Trust the paradoxical truth that it is not about you, except when it is about you. A group of corporate chairmen were asked the most important element to their success. The number one answer was, “My own growth.” They knew if they were not growing, their staff would not be growing. And if staff were not growing, the bottom line would not be growing. Trust the need to focus on your own growth.

Search
Hold your understanding of truth lightly. Many things you think are essential are not, and vice versa. It is fascinating to see how many young ministry leaders compromise their stand on the doctrine of the church, only to later regret the wholesale abandonment of boundaries.

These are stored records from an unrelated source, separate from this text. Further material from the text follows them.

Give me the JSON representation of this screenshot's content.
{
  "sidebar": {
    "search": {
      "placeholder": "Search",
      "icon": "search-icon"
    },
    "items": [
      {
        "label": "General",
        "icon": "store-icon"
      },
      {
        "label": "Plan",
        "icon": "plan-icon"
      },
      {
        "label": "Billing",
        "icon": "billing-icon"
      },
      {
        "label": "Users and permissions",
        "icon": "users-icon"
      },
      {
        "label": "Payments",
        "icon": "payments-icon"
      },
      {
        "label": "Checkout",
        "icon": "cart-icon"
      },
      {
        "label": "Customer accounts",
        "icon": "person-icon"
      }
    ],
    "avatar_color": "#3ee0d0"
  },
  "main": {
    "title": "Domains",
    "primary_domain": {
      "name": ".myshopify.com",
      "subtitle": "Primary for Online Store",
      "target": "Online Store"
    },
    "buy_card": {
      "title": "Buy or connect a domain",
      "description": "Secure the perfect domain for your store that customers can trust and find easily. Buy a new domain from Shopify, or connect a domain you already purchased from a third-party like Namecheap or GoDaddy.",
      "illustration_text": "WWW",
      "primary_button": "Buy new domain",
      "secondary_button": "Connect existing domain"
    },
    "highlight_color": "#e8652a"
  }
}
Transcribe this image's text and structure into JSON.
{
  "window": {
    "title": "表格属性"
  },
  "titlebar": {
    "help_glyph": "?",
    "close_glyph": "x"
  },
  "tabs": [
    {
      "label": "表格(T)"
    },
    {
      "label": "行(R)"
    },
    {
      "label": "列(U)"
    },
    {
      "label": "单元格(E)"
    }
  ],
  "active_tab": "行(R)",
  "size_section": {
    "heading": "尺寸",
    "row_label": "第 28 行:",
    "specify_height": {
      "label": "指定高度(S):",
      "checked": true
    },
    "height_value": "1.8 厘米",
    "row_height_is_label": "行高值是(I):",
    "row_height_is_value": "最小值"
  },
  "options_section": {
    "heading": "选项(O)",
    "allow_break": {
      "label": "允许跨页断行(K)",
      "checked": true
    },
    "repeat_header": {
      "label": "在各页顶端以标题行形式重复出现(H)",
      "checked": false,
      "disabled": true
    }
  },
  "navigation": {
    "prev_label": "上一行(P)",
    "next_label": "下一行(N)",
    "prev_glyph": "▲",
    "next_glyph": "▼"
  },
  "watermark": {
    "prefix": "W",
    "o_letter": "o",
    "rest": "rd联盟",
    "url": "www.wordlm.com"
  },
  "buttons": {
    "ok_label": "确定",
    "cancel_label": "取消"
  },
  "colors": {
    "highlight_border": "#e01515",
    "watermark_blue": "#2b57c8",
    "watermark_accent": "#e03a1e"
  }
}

On the other hand, the methodologies you think are so critical will be gone in the blink of an eye. Stick with that which is essential for every Christian in every culture and every age, and reexamine those beliefs regularly, and cautiously. As for the rest—hold it lightly.

In your search, believe the truth will set you free. For most of my life I have publicly stated that I wanted to know the truth. But on many days my actions speak otherwise. I have believed in the comfortable, the familiar, the self-serving, more than I have believed the truth will set me free.

In your ministry, search for where the “world’s deep hunger meets your deep gladness.” That is where God calls you. Those words of Frederick Buechner have been with me as a ready instruction through many nights when I contemplated leaving New York.

And as the Catholic theologian Karl Rahner suggests, search for meaning over the long haul of a lifetime, not the short span of a decade or two. It is only when one reflects on a half-century and more that the thread can finally be drawn through the fabric of your days.

Love
You enter the world alone, and leave it alone, but there is one person who remains throughout your entire adult life—your spouse. Put that person first. Always. It took too long to understand that one, yet she loves me still. Wonder of wonders.

Give your best to your children. There is plenty of time to make your mark on the broader world after they have grown up. When my children were young, I could not grasp how long my productive period would be after they had left the house. Only now do I see how thankful I am that I thoroughly enjoyed my children in their youth. There has been plenty of time left to conquer the world.

And finally, risk loving and anticipate the pain. I have lost friends over the years. But I have also discovered that when you least expect it, what goes around comes around. Many of those friendships have been restored long years later, when time and memory choose the good over that which is not redemptive.

I do not know how much longer I will be privileged to serve with the Orchard Group. But I do know that through staying, listening, trusting, searching, and loving, the privilege has been mine!


Paul Williams is editor-at-large of CHRISTIAN STANDARD.